Когда наседка, нашедши зерно, дает знать об этом своим детенышам, тогда они все, где бы ни были, лётом летят к ней и собираются своими клювами к той точке, где есть клюв. Точно так же, когда Божественная благодать воздействует на человека в сердце его, тогда дух его проникает туда своим сознанием, а за ним и все силы души и тела. Отсюда – закон для внутрь-пребывания: держи сознание свое в сердце и собирай туда напряжением все силы души и тела. Внутрь-пребывание, собственно, есть заключение сознания в сердце, напряженное же собрание туда сил души и тела есть существенное средство, или делание, подвиг. Впрочем, они взаимно друг друга рождают и предполагают, так что одно без другого не бывает. Кто заключен в сердце, тот собран; а кто собран – тот в сердце.


     Около сознания в сердце должно собираться всеми силами и умом, и волею, и чувством. Собрание ума в сердце есть внимание, собрание воли – бодренность, собрание чувства – трезвение. Внимание, бодренность, трезвение – три внутренних делания, коими совершается самособрание и действует внутрь-пребывание. У кого есть они, и притом все – тот внутрь; у кого нет, и притом хоть одного – тот вне. Вслед за такими деланиями душевными, туда же должны направляться и телесные, им соответствующие органы: так, за вниманием – обращение внутрь очей, за бодренностию – напряжение мускулов во всем теле, в направлениях к персям, за трезвенностию – оттеснение мокротных, как выражается Никифор, каких-то расслабляющих, движений, подходящих к сердцу из нижних частей тела, подавление услаждения и покоя плоти. Такие телесные делания, действуя неразлучно с душевными, суть самые сильные, помогающие тем душевным средствам, без коих им и быть нельзя.

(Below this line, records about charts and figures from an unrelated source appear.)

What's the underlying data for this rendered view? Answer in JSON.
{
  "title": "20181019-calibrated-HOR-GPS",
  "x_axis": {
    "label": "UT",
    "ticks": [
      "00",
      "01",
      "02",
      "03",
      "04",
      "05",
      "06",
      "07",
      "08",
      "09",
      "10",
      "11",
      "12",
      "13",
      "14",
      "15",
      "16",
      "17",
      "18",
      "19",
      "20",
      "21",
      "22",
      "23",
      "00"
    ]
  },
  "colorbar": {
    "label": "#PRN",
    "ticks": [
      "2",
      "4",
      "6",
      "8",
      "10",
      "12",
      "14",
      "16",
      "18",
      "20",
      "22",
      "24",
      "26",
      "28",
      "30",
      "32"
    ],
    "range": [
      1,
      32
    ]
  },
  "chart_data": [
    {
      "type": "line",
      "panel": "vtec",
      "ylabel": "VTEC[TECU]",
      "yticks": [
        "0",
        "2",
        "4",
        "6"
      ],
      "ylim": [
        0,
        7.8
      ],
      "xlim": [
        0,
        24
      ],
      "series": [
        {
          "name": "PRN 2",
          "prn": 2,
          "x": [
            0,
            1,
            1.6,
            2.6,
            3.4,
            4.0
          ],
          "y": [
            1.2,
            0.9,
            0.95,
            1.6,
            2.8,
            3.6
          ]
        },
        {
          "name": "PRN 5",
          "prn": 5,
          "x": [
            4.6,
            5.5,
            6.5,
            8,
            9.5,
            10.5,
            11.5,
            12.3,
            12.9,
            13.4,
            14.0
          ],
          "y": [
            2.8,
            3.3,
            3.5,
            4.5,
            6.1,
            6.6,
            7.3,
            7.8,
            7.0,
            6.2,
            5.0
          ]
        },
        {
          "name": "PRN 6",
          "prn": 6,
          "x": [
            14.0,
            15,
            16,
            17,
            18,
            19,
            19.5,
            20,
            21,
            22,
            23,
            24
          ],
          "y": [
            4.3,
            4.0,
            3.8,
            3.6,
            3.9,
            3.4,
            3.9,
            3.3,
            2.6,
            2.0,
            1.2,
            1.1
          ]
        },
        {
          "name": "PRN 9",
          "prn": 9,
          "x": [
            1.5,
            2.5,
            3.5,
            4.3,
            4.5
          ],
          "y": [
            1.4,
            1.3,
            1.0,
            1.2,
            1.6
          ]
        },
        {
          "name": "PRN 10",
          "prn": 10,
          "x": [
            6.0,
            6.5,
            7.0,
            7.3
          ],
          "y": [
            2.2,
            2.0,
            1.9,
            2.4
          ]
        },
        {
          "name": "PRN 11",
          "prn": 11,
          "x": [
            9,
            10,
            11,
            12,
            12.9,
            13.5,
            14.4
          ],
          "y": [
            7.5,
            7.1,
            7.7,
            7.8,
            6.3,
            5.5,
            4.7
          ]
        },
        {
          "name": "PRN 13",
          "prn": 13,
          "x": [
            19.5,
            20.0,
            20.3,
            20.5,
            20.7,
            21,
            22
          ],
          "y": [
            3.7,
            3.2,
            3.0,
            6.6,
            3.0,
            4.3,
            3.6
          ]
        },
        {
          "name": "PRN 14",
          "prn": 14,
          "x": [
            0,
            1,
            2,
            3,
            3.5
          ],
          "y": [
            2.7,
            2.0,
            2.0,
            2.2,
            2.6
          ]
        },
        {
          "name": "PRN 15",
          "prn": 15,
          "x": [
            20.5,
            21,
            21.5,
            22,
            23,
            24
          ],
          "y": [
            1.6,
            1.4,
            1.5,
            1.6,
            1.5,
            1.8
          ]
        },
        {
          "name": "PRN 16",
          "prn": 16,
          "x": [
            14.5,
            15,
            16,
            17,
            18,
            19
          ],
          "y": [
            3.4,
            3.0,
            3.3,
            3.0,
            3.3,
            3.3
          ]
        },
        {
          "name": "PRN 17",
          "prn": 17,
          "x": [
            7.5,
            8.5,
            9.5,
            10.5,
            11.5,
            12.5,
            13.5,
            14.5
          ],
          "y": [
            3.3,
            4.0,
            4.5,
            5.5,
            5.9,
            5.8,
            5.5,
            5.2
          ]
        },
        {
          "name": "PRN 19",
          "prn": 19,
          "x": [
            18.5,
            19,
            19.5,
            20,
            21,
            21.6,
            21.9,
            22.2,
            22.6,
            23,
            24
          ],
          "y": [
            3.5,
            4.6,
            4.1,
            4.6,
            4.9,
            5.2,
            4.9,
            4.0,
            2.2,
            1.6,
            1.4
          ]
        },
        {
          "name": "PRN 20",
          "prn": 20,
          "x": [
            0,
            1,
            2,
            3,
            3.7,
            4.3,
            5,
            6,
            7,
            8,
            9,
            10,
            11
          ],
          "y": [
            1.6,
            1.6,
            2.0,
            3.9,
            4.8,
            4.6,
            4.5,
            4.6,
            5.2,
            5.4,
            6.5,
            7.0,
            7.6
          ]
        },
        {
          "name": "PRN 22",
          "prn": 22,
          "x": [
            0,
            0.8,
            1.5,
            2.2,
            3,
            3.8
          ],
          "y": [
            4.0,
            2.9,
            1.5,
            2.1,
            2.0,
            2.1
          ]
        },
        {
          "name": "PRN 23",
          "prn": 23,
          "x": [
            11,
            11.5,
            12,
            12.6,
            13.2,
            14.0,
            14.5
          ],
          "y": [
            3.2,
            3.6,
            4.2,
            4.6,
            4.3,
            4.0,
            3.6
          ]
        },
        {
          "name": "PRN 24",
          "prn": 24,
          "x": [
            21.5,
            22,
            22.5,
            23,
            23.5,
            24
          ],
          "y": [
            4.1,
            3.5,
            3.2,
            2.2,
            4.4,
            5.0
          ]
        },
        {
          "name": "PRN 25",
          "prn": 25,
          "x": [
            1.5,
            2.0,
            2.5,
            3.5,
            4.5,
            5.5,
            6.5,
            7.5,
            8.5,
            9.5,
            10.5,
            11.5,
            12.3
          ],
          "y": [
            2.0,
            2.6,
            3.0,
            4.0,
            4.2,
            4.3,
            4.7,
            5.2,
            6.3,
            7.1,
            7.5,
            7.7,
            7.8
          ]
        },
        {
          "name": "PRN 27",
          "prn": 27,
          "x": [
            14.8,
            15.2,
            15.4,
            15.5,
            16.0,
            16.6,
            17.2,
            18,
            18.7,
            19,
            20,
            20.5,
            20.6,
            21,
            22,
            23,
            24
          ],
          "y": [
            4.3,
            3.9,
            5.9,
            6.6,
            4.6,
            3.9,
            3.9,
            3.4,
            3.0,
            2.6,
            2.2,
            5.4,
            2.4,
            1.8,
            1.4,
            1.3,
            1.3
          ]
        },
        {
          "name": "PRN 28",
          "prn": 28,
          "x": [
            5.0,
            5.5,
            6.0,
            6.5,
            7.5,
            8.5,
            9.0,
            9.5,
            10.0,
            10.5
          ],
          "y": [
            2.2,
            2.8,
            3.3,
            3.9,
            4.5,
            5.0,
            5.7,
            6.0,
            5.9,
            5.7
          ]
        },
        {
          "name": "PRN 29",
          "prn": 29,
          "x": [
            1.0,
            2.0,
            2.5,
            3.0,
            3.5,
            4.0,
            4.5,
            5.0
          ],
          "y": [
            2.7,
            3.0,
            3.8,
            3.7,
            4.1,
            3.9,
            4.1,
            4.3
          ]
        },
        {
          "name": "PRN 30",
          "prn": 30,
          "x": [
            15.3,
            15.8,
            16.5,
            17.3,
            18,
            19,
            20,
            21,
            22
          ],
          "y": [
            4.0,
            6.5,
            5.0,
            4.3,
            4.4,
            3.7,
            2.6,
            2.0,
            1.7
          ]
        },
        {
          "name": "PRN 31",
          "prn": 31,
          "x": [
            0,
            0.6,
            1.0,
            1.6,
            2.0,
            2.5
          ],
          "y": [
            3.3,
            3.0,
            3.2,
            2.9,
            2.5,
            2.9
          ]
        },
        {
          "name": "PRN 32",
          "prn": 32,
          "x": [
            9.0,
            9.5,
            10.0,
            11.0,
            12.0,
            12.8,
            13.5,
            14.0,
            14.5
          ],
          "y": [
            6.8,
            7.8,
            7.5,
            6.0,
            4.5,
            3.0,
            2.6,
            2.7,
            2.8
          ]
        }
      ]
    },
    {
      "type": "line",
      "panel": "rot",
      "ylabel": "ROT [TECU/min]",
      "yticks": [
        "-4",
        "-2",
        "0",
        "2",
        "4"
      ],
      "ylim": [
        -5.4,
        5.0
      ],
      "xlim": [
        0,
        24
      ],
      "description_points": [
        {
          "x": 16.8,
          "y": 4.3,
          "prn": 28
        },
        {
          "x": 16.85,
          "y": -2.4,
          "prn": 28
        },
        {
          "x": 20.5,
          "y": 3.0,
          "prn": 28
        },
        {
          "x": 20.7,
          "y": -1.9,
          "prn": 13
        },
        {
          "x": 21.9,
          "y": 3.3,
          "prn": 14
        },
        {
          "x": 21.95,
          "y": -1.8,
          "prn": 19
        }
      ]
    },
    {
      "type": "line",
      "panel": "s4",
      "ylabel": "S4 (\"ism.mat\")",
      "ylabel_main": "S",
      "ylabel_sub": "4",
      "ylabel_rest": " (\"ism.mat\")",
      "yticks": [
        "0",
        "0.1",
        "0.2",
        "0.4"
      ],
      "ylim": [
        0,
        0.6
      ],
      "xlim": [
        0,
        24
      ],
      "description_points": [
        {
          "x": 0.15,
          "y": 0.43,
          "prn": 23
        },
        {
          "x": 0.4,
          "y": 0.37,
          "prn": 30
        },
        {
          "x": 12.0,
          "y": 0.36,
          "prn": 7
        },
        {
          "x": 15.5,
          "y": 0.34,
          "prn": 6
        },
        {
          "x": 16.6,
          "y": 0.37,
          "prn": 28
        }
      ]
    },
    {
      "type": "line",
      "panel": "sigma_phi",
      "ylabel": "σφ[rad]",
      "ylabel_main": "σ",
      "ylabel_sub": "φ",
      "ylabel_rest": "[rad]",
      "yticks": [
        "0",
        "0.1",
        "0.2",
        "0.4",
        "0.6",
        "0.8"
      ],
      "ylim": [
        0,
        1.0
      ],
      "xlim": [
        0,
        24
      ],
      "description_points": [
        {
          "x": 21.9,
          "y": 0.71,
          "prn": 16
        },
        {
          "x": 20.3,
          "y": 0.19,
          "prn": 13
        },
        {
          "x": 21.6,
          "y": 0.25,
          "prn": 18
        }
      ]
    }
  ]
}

     Итак, все делание внутрь-пребывания чрез самособрание состоит в следующем. В первую минуту по пробуждении от сна, как только сознаешь себя, низойди внутрь к сердцу, в эти перси телесные: вслед за тем созывай, привлекай, напрягай туда и все душевные и телесные силы, вниманием ума, с обращением туда очей, бодренностию воли, с напряжением мускулов и трезвением чувства, с подавлением услаждения и покоя плоти, и делай это до тех пор, пока сознание не установится там, как на своем месте седалище, не прилепится, не привяжется, как липкое что-либо к крепкой стене; и потом пребывай там неисходно, пока пользуешься сознанием, часто повторяя то же делание самособрания и для возобновления его, и для укрепления, потому что оно поминутно то расслабляется, то нарушается.

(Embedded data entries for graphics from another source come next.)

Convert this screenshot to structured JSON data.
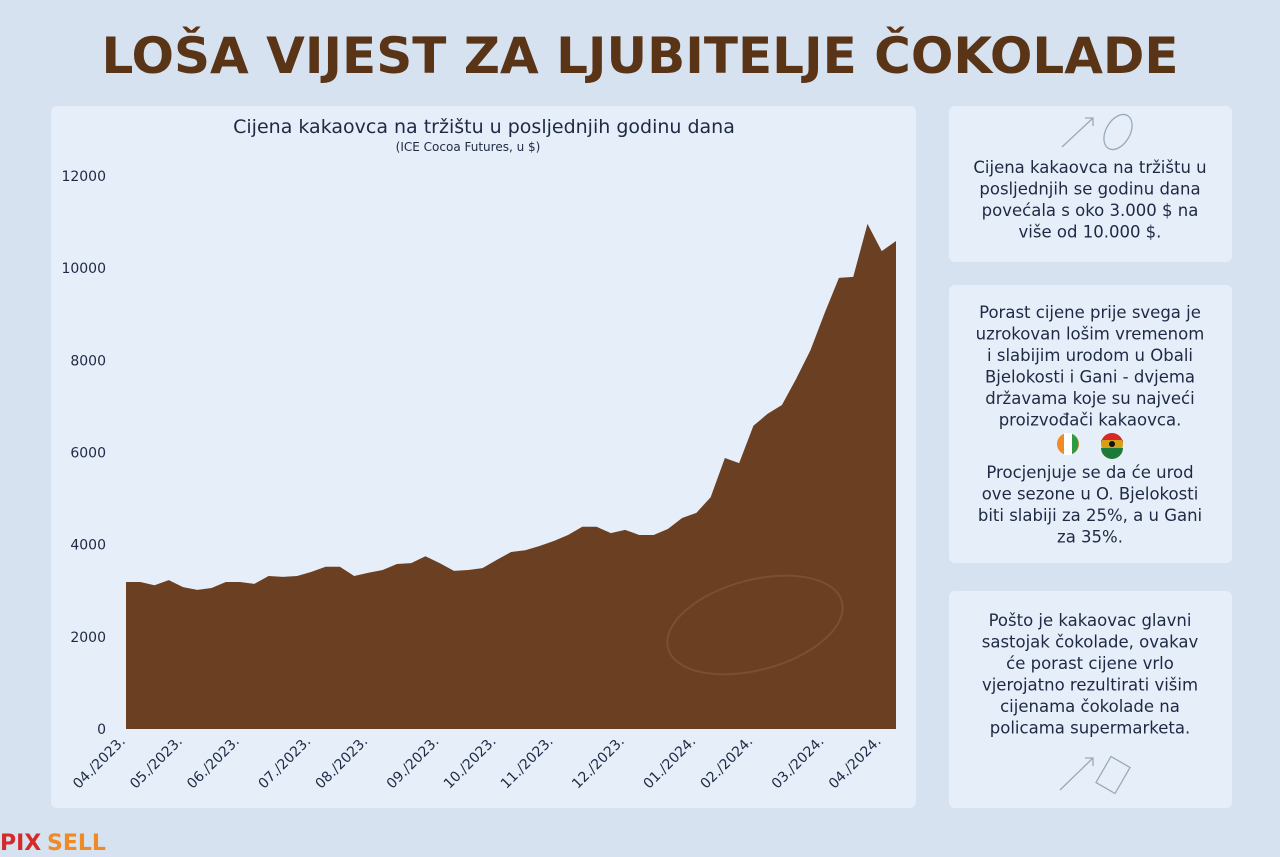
{
  "header": {
    "title": "LOŠA VIJEST ZA LJUBITELJE ČOKOLADE"
  },
  "chart_data": {
    "type": "area",
    "title": "Cijena kakaovca na tržištu u posljednjih godinu dana",
    "subtitle": "(ICE Cocoa Futures, u $)",
    "categories": [
      "04./2023.",
      null,
      null,
      null,
      "05./2023.",
      null,
      null,
      null,
      "06./2023.",
      null,
      null,
      null,
      null,
      "07./2023.",
      null,
      null,
      null,
      "08./2023.",
      null,
      null,
      null,
      null,
      "09./2023.",
      null,
      null,
      null,
      "10./2023.",
      null,
      null,
      null,
      "11./2023.",
      null,
      null,
      null,
      null,
      "12./2023.",
      null,
      null,
      null,
      null,
      "01./2024.",
      null,
      null,
      null,
      "02./2024.",
      null,
      null,
      null,
      null,
      "03./2024.",
      null,
      null,
      null,
      "04./2024.",
      null
    ],
    "values": [
      3190,
      3190,
      3120,
      3230,
      3080,
      3020,
      3060,
      3190,
      3190,
      3150,
      3320,
      3300,
      3320,
      3410,
      3520,
      3520,
      3320,
      3390,
      3450,
      3580,
      3600,
      3750,
      3600,
      3430,
      3450,
      3490,
      3670,
      3840,
      3880,
      3970,
      4080,
      4210,
      4390,
      4390,
      4250,
      4320,
      4210,
      4210,
      4340,
      4580,
      4690,
      5030,
      5880,
      5770,
      6580,
      6840,
      7030,
      7600,
      8220,
      9030,
      9790,
      9810,
      10960,
      10370,
      10590
    ],
    "color": "#6b3f21",
    "ylim": [
      0,
      12000
    ],
    "yticks": [
      0,
      2000,
      4000,
      6000,
      8000,
      10000,
      12000
    ],
    "grid": false
  },
  "panels": [
    {
      "lines": [
        "Cijena kakaovca na tržištu u",
        "posljednjih se godinu dana",
        "povećala s oko 3.000 $ na",
        "više od 10.000 $."
      ]
    },
    {
      "lines": [
        "Porast cijene prije svega je",
        "uzrokovan lošim vremenom",
        "i slabijim urodom u Obali",
        "Bjelokosti i Gani - dvjema",
        "državama koje su najveći",
        "proizvođači kakaovca."
      ],
      "lines2": [
        "Procjenjuje se da će urod",
        "ove sezone u O. Bjelokosti",
        "biti slabiji za 25%, a u Gani",
        "za 35%."
      ]
    },
    {
      "lines": [
        "Pošto je kakaovac glavni",
        "sastojak čokolade, ovakav",
        "će porast cijene vrlo",
        "vjerojatno rezultirati višim",
        "cijenama čokolade na",
        "policama supermarketa."
      ]
    }
  ],
  "logo": {
    "part1": "PIX",
    "part2": "SELL"
  }
}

     Надобно знать, что это внутрь-пребывание и собрание не то же, что углубление при размышлении, или дума (от слова "задумываться"), хотя много походит на него. Последнее стоит только в исходище ума, оставляя другие силы незанятыми, и держится в голове, а то стоит в сердце, в исходище всех движений, ниже и глубже всего, что в нас есть и бывает, или происходит так, что все это совершается уже поверх его, пред его глазами, и то позволяется, то запрещается. Отсюда само собою очевидно, что внутрь-пребывание есть, в истинном своем виде, условие истинного господства человека над собою, следовательно, истинной свободности и разумности, а потому и истинно духовной жизни. Это подобно тому, как во внешнем мире владетелем города считается тот, кто занимает крепость. Потому всякое духовное делание и всякий вообще подвиг должен быть совершаем отсюда, иначе он – не духовен, ниже подвижничества и должен быть отметаем. Царствие Божие внутрь вас есть, говорит Господь (Лк. 17. 21), и потом для одного духовного делания заповедал: вниди в клеть твою и затвори двери... (Мф. 6, 6). Это – клеть сердца, по разумению всех святых отцов. По сей-то причине человек духовный, спасающийся, подвизающийся, и называется внутренним.

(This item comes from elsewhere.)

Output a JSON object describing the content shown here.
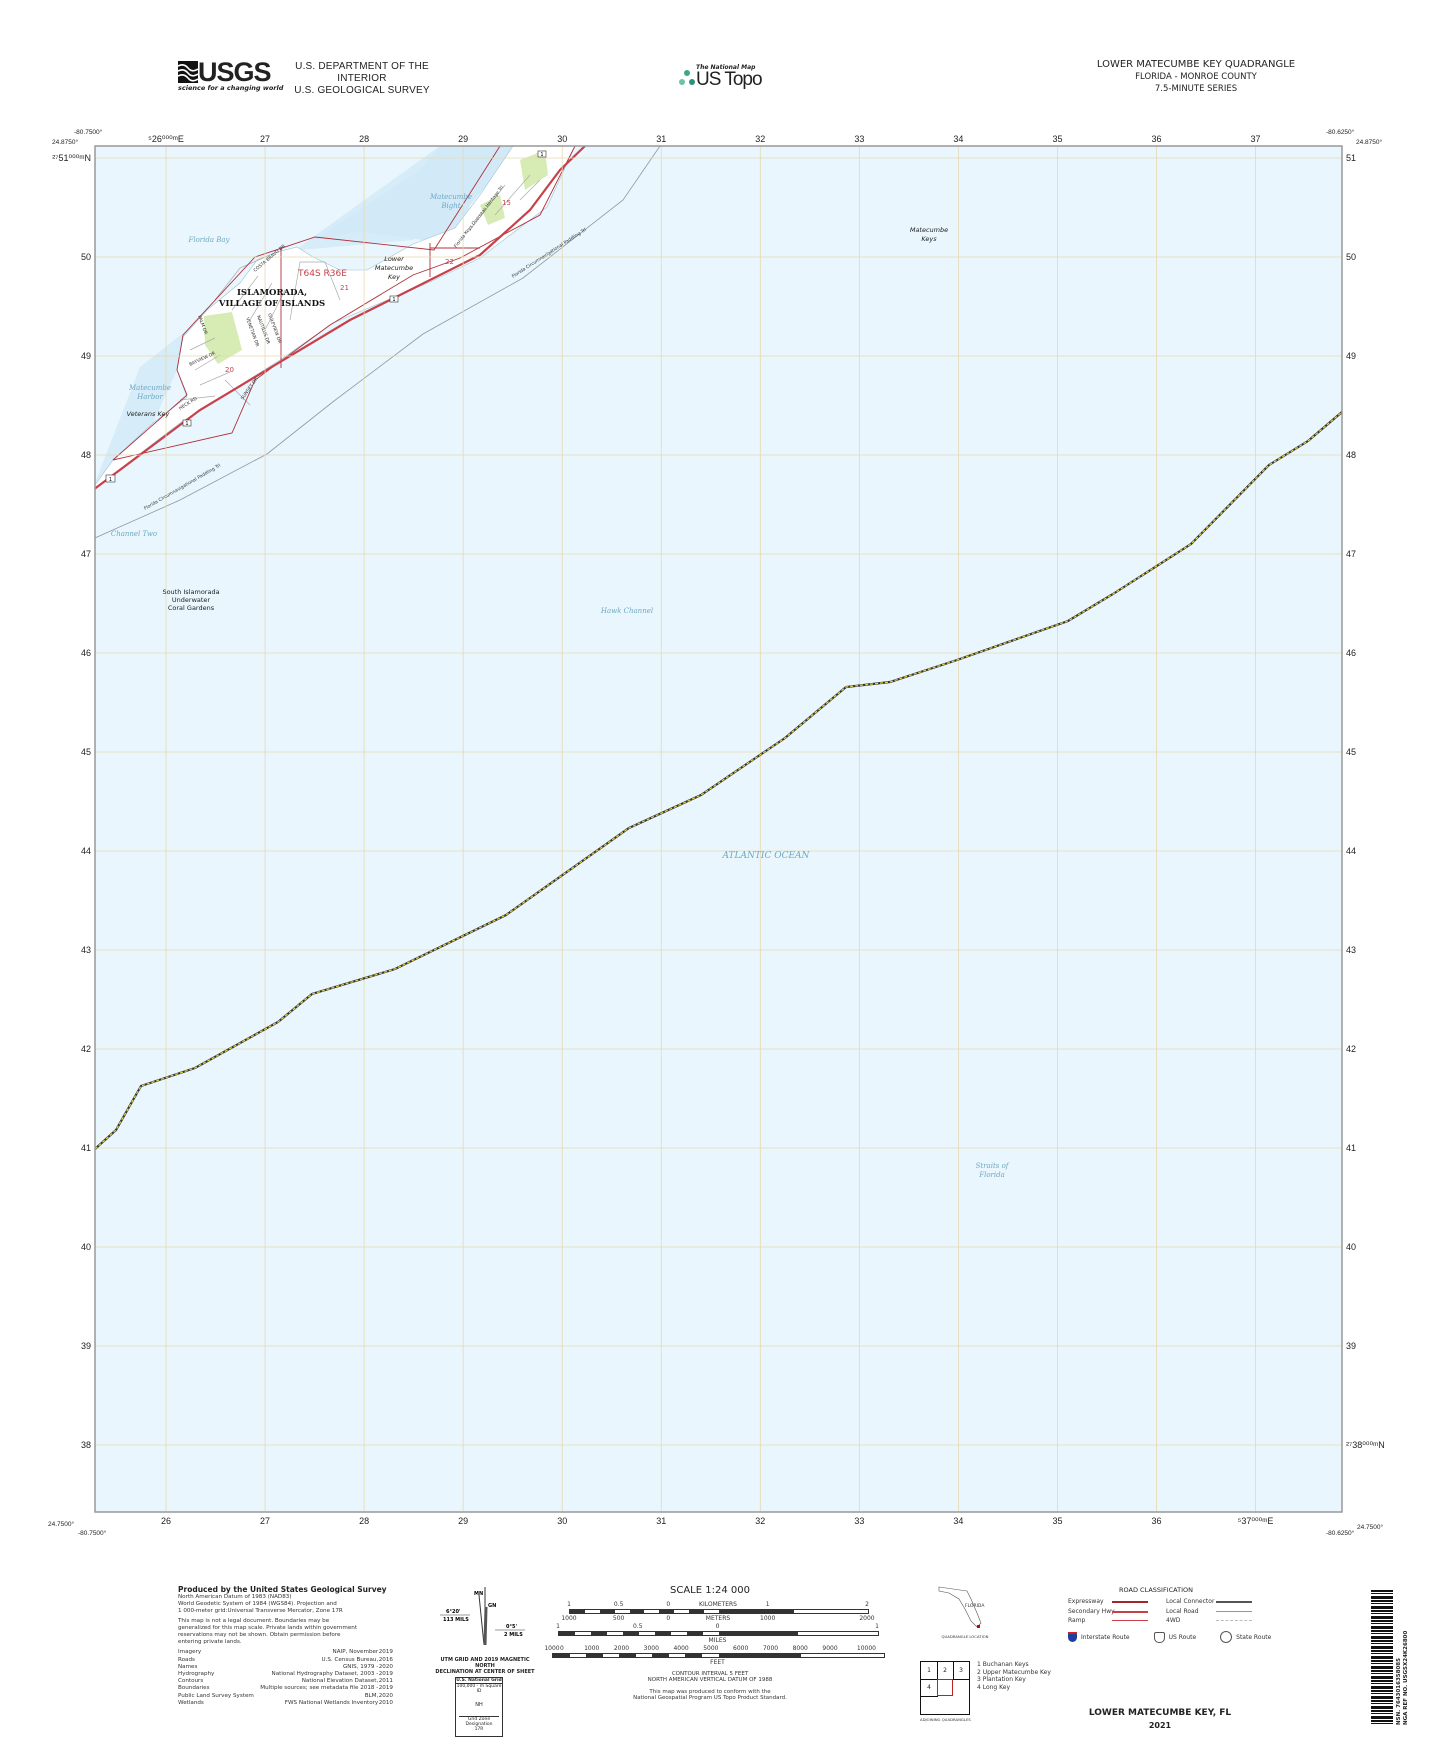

     Что собрание внутрь есть приспособленнейшее средство к хранению ревности, это сейчас видно:

    Собранный должен гореть, ибо собирает все силы воедино, подобно как лучи рассеянные, будучи собраны в одну точку, обнаруживают сильный жар и зажигают. И действительно, с собранием всегда соединена теплота: дух здесь видится сам с собою, как говорит Никифор, и играет от радости.
    Собранный силен, подобно войску устроенному или пуку слабых тростей связанных. Оно, подобно препоясанию чресл, означает готовность и силу действовать. Несобранный всегда слаб и или падает, или не делает.
    Собранный зрит все в себе. Кто в центре, зрит по всем радиусам, все видит в круге ровно и как бы в один раз, а выступивший из центра видит по направлению одного только радиуса; точно так и тот, кто собран внутрь, видит все движения своих сил – видит и управить может. Горение же духа – сила и зрячесть, и составляют истинный дух ревности, который из них слагается. Потому следует сказать: только будь внутрь, и не престанешь ревновать. 

     Такто значительно внутрь-пребывание! Значит, должно потрудиться, чтобы стяжать его, ибо и оно не вдруг оказывается, а по времени и многом искании. На первом месте оно поставляется потому, что есть условие духовной жизни. Его совершенствование зависит от совершенства трех производящих его душевных и трех телесных деланий, именно: внимания ума с обращением внутрь очей, бодренности воли с напряжением тела и трезвения сердца с отбиванием услаждения и покоя плоти. В полном же свете явится тогда, когда будет стяжена чистота ума от помыслов, чистота воли от пожеланий, чистота сердца от пристрастий и страстей. Но и до того времени все же оно есть внутрь-пребывание, хотя несовершенное, незрелое, не непрерывное.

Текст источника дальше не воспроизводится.